Huambo saw much of the brunt of the fighting during the war which claimed up to a million lives and displaced millions more.
Sakala acknowledged that the civil war had produced distrust between the rebel group and local populations.
"In some parts of the country we experience a lot more tension from the local authorities. And yes, there is a lot of work to be done on UNITA's behalf to change these perceptions of us as rebels. But this is now a different context and we need to entrench democracy," he said.
Observers said further evidence of harassment of opposition parties could undermine multiparty politics in the country.
"UNITA will face more problems, and violent ones, on the course of re-establishing its offices throughout the country.

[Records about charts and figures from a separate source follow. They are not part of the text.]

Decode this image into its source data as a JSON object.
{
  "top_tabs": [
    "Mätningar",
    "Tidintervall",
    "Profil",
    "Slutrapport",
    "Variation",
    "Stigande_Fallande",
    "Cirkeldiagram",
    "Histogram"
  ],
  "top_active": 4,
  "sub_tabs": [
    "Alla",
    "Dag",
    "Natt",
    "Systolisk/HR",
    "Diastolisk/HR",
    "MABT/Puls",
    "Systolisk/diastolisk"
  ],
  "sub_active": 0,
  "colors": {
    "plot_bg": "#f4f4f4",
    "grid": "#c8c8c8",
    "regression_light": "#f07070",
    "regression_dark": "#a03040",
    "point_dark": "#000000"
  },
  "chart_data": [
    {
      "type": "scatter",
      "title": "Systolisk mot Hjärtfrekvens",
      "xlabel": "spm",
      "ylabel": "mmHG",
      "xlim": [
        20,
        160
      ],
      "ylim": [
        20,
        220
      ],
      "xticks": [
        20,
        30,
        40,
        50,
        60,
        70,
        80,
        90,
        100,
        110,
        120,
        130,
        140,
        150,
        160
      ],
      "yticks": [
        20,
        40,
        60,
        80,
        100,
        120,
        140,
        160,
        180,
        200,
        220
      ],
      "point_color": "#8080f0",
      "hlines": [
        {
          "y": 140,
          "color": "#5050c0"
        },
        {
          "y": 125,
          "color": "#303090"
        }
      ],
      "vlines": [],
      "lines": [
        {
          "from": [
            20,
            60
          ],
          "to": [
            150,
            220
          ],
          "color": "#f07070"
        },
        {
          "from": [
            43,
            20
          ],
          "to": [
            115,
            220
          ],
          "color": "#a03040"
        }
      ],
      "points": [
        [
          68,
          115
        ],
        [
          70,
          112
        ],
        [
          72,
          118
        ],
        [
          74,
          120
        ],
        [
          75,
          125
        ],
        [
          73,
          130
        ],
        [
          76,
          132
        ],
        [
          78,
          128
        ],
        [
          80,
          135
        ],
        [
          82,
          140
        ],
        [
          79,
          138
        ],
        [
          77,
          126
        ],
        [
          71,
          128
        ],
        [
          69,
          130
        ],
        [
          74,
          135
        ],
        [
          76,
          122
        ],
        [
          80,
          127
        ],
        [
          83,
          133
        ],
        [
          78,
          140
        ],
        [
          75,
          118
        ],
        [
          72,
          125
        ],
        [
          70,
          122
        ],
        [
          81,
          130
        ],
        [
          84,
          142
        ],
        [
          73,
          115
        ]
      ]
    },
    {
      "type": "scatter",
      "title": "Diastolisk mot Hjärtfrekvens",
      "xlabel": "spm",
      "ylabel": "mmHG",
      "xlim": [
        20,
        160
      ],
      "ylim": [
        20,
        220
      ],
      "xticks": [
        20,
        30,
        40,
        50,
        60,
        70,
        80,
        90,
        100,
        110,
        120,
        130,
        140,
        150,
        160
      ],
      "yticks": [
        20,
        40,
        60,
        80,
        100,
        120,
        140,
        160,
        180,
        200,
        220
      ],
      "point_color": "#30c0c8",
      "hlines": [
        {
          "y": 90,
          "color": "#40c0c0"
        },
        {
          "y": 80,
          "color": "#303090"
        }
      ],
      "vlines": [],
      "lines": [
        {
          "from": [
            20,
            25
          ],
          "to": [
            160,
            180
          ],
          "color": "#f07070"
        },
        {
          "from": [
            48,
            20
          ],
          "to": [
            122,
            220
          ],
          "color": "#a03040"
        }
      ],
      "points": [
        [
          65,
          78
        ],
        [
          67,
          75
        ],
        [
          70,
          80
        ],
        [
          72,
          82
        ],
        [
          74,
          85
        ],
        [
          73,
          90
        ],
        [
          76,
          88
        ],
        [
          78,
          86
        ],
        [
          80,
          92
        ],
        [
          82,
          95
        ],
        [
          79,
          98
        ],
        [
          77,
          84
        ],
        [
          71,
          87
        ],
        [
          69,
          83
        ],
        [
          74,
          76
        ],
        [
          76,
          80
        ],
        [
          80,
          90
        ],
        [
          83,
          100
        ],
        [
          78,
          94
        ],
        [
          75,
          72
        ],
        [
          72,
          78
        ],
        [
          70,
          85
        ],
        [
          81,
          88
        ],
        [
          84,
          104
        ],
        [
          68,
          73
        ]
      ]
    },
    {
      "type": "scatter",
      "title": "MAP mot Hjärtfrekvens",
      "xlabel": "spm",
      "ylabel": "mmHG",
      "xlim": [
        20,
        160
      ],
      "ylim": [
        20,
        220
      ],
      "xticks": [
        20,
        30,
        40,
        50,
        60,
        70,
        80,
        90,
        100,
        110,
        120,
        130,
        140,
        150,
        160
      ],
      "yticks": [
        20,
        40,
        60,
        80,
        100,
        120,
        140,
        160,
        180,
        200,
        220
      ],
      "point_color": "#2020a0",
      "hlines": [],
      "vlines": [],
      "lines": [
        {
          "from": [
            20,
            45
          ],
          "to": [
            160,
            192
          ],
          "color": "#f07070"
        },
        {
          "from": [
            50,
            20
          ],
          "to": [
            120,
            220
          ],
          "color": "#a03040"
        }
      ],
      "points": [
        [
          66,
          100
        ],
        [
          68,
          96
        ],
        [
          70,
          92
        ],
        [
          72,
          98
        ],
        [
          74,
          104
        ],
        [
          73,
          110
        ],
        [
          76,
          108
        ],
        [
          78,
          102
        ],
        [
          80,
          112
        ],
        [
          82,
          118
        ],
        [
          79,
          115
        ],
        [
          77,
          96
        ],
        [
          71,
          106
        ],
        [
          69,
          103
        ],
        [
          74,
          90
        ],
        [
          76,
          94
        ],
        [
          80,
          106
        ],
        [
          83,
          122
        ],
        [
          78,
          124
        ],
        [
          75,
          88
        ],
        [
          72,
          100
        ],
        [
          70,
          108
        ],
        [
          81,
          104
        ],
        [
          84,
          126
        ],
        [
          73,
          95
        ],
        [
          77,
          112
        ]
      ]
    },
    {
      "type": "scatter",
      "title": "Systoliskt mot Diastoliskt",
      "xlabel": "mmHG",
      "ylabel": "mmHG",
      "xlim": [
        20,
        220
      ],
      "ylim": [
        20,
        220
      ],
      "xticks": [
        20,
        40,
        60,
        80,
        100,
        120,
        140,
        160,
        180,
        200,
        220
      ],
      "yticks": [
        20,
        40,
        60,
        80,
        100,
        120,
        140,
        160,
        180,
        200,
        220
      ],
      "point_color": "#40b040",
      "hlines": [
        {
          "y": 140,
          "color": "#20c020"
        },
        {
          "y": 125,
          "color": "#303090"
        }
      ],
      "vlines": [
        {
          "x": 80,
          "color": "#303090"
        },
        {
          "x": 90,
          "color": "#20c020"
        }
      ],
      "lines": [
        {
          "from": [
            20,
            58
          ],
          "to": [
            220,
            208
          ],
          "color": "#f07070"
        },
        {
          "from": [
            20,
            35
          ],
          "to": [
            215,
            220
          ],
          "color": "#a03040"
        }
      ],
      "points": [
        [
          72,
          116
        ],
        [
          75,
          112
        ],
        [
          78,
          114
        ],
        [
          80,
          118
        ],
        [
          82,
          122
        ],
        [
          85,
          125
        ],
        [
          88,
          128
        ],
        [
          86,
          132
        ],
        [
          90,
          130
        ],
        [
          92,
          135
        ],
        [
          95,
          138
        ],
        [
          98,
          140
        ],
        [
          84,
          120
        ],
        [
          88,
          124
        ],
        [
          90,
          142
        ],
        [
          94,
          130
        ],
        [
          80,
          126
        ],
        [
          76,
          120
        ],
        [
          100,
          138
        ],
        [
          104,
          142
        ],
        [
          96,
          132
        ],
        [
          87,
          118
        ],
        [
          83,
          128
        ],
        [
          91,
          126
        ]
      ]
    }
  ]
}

It will be a way to reduce, to a minimum possible, its power base, which is still very strong, especially in the south of the country," director of the human rights watchdog Open Society Angola, Rafael Marques, said.
UNITA has pointed out that the establishment of the movement as a national political party was key to its restructuring and a priority before legislative elections tentatively scheduled for sometime between 2004-2006.
"Although the incidents are part and parcel of the transition happening in Angola, it is worrying as it questions the role of the government as a partner in reconciliation. The government is for all Angolans including UNITA officials and it must be seen as such. It is the responsibility of the government to protect all its citizens, not just MPLA supporters," a senior researcher at the Pretoria-based Institute for Security Studies, Joao Porto, told IRIN.